FlashAttention Kernel: Backward Pass (MATH)

FlashAttention
Transformers
Attention
Compute
Autograd
MATH
Author

Shivam Pandey

Published

March 30, 2025

Preliminary

  • \(A \in \mathbb{R}^{s_2 s_1}\) where \(s_2\) and \(s_1\) are the index set, for example in a 5D tensor \(A \in \mathbb{R}^{ijklm}\) a possible index set could be \(s_2 = \{ i, j \}\) and \(s_1 = \{k, l, m \}\).

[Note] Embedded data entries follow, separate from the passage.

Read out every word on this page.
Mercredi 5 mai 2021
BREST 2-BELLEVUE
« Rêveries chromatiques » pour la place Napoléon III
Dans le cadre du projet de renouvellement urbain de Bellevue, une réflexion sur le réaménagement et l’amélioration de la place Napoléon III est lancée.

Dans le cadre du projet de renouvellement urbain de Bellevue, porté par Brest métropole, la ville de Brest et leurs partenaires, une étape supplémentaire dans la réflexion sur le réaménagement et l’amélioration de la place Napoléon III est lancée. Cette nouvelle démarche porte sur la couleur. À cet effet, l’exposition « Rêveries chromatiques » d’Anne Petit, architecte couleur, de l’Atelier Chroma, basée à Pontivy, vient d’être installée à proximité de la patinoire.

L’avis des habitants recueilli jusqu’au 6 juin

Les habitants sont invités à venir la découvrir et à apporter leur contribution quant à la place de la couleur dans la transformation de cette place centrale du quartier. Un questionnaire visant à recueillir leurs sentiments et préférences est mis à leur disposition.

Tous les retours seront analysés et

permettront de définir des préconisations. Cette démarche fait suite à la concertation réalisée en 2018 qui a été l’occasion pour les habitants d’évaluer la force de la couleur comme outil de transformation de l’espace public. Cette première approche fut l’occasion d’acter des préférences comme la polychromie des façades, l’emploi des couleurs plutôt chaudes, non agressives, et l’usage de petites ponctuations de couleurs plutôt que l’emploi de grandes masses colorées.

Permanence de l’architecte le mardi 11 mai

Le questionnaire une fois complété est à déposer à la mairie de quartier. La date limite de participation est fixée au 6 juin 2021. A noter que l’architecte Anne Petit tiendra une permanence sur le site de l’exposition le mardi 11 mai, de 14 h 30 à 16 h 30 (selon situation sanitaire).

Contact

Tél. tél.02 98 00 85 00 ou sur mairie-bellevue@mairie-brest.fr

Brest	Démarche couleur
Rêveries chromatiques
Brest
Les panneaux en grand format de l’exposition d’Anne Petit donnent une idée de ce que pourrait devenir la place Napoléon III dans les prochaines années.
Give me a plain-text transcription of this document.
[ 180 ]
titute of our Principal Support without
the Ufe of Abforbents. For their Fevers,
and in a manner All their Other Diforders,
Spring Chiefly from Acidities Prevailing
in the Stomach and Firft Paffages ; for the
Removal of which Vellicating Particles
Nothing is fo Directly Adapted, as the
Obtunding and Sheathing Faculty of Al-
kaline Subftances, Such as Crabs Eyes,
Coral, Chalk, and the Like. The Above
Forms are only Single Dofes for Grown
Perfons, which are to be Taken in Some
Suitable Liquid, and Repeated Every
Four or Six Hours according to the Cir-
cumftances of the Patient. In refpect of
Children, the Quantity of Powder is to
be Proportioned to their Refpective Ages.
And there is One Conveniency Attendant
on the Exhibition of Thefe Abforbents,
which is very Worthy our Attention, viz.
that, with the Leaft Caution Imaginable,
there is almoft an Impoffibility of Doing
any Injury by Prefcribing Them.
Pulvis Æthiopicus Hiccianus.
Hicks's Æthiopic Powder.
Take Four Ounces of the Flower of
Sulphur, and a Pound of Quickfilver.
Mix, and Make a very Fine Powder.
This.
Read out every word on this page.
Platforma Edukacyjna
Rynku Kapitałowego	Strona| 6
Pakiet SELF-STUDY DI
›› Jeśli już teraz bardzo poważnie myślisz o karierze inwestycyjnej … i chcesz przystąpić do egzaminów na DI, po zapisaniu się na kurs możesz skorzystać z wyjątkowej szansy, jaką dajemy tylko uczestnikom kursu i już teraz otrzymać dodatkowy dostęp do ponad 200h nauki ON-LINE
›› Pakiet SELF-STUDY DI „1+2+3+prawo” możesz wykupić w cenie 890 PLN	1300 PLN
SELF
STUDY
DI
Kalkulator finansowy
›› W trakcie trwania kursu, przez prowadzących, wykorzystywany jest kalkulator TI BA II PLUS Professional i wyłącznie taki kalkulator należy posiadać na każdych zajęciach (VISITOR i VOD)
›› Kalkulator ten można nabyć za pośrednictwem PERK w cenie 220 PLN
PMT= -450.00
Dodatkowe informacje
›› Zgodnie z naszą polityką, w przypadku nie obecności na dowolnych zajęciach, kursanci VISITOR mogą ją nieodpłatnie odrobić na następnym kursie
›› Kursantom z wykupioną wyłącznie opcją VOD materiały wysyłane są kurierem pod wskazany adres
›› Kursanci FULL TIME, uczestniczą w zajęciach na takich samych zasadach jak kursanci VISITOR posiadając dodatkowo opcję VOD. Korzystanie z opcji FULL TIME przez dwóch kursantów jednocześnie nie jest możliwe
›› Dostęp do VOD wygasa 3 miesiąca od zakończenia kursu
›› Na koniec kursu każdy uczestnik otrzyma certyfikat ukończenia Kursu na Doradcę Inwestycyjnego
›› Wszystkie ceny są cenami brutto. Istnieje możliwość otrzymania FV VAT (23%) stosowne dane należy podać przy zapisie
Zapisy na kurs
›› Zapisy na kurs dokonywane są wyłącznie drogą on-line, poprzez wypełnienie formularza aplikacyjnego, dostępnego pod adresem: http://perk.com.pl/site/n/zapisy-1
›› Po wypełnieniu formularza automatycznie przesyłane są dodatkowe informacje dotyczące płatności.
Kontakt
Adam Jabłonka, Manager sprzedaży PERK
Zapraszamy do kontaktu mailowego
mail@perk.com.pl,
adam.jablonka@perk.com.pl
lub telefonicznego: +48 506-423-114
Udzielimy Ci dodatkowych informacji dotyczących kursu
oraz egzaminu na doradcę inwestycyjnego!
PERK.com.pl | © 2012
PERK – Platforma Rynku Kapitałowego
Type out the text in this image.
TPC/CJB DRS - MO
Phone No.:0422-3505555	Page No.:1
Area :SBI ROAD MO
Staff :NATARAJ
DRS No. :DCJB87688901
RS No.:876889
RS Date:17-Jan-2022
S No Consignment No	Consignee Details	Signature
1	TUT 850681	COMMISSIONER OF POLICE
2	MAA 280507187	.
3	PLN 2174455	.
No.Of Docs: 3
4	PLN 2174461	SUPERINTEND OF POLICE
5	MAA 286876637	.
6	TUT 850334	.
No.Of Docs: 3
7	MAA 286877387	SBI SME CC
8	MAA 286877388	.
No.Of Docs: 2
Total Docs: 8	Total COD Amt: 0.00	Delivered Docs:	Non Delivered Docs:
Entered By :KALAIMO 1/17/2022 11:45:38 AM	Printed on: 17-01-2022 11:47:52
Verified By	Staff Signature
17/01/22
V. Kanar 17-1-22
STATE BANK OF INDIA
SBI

  • \(B_{s_2 s_1} = flash_{s_1}(Q_{s_2 s_1}, K_{s_3 s_1}, V_{s_3 s_1})\) is a flash attention operation over s1 index set of tensor set \(<Q, K, V>\), and the resulting index set is the index set of \(Q\) s.t. \(B \in \mathbb{R}^{s_2 s_1}\)

Attention Operation

For this exercise we will simplify the target index sets to match the most common setup, i.e. \(Q_{s_2 s_1} \in \mathbb{R}^{[M \times d]}\), \(K_{s_3 s_1} \in \mathbb{R}^{[N \times d]}\), \(V_{s_3 s_1} \in \mathbb{R}^{[N \times d]}\)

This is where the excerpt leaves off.